The Gifts of Imperfection: Let Go of Who You Think You’re Supposed to Be and Embrace Who You Are; Rising Strong: How the Ability to Reset Transforms the Way We Live, Love, Parent, and Lead; Braving the Wilderness: The Quest for True Belonging and the Courage to Stand Alone–University of Houston Professor and New York Times best-selling author Brene Brown has written a number of books about leadership, life, and love. All are influenced by Brown’s decades of research into courage, vulnerability, shame, and empathy, the insights from which she shares through relatable guideposts, roadmaps, and lessons. Her latest book–and perhaps the most apropo to the subject of this article–Dare to Lead: Brave Work, Tough Conversations, Whole Hearts will be out this October from Random House.

“I would recommend anything by Brene Brown,” says Morag Barrett, leadership coach and herself author of Cultivate: The Power of Winning Relationship. “Her work is challenging the mindset as to what it takes to be successful at work and at home, reinforcing that the mislabelled ‘soft skills,’ like courage and vulnerability, are critical to achieving the hard business–and life–results.”


Not as straightforward a recommendation as you might have anticipated, but Richard Banfield, CEO of the design firm Fresh Tilled Soil and co-author of Product Leadership: How Top Product Managers Launch Awesome Products and Build Successful Teams, has a point. “Never stop reading,” says Banfield. “Read about great leaders that faced insurmountable odds and overcame them. Learn about culture and team dynamics. There is no one book that has all the answers.”

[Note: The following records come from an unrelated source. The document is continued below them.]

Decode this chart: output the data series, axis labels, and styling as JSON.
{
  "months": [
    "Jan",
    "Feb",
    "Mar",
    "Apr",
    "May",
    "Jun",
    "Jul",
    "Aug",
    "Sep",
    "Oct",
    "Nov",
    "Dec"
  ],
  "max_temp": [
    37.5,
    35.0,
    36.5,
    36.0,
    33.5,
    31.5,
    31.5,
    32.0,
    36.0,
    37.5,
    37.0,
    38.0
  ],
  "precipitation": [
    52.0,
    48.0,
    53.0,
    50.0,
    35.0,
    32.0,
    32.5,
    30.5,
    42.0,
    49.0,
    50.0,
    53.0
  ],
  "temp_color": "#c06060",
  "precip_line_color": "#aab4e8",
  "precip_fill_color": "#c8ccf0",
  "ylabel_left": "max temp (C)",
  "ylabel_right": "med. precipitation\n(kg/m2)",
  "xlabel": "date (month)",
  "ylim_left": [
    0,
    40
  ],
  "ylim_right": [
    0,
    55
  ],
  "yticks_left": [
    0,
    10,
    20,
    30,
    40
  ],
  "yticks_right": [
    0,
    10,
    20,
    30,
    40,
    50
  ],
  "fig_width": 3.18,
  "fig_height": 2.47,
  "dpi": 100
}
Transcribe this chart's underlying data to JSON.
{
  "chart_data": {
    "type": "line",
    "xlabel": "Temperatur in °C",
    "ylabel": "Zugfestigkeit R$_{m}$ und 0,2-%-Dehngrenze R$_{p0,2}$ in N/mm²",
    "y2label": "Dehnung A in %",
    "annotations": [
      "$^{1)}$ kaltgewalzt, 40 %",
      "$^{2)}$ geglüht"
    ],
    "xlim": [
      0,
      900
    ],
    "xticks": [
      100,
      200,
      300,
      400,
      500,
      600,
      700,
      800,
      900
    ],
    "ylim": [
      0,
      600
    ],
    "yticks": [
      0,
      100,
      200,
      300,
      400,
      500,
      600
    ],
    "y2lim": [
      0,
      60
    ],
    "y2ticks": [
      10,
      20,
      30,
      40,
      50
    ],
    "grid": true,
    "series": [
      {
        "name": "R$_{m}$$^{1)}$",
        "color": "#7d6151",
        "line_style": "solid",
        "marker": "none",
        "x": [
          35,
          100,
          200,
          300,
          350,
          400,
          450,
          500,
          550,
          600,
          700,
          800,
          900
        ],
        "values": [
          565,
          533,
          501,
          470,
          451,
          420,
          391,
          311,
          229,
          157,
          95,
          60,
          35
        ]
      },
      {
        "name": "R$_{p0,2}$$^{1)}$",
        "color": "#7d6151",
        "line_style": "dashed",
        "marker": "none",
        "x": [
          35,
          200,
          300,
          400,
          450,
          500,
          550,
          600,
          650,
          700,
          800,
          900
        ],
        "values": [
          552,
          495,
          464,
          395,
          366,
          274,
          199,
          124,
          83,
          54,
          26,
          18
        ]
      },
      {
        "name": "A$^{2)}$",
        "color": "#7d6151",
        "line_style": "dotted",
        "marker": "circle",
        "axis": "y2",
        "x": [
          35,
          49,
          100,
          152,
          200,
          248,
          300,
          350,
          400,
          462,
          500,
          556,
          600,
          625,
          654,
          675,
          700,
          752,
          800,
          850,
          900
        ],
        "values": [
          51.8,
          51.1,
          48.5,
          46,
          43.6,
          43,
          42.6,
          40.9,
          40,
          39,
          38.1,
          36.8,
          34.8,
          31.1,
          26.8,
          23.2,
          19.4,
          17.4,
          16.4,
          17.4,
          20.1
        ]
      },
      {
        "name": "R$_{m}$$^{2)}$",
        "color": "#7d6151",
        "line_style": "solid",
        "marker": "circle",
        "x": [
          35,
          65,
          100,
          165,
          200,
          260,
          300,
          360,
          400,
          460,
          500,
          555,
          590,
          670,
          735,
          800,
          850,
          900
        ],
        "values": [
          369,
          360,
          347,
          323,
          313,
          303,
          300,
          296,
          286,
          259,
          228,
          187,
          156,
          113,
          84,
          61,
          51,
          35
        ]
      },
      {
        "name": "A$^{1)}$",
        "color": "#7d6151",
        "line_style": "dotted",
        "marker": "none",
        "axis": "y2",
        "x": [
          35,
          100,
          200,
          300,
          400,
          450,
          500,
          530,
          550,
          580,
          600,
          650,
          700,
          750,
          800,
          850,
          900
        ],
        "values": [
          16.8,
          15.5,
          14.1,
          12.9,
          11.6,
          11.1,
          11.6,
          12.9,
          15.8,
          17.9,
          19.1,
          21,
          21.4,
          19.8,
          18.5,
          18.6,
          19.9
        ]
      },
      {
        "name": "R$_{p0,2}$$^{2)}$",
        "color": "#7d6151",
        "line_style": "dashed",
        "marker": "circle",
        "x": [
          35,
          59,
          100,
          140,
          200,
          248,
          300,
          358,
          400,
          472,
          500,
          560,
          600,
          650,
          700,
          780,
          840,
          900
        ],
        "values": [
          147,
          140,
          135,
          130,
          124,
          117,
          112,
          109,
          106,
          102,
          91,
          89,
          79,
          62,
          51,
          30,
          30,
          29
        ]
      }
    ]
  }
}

To that end, pick up the biography, autobiography, or memoir of a leader that you respect, look for a history of the Renaissance, Industrial Revolution, or Dot-Com Boom, or start a novel the sci-fi, fantasy, or literary fiction vein. The importance of reading isn’t always to learn a set of practices to adopt as a leader, but sometimes to swim in the depths of personality, experience, and creativity that leadership inevitably requires.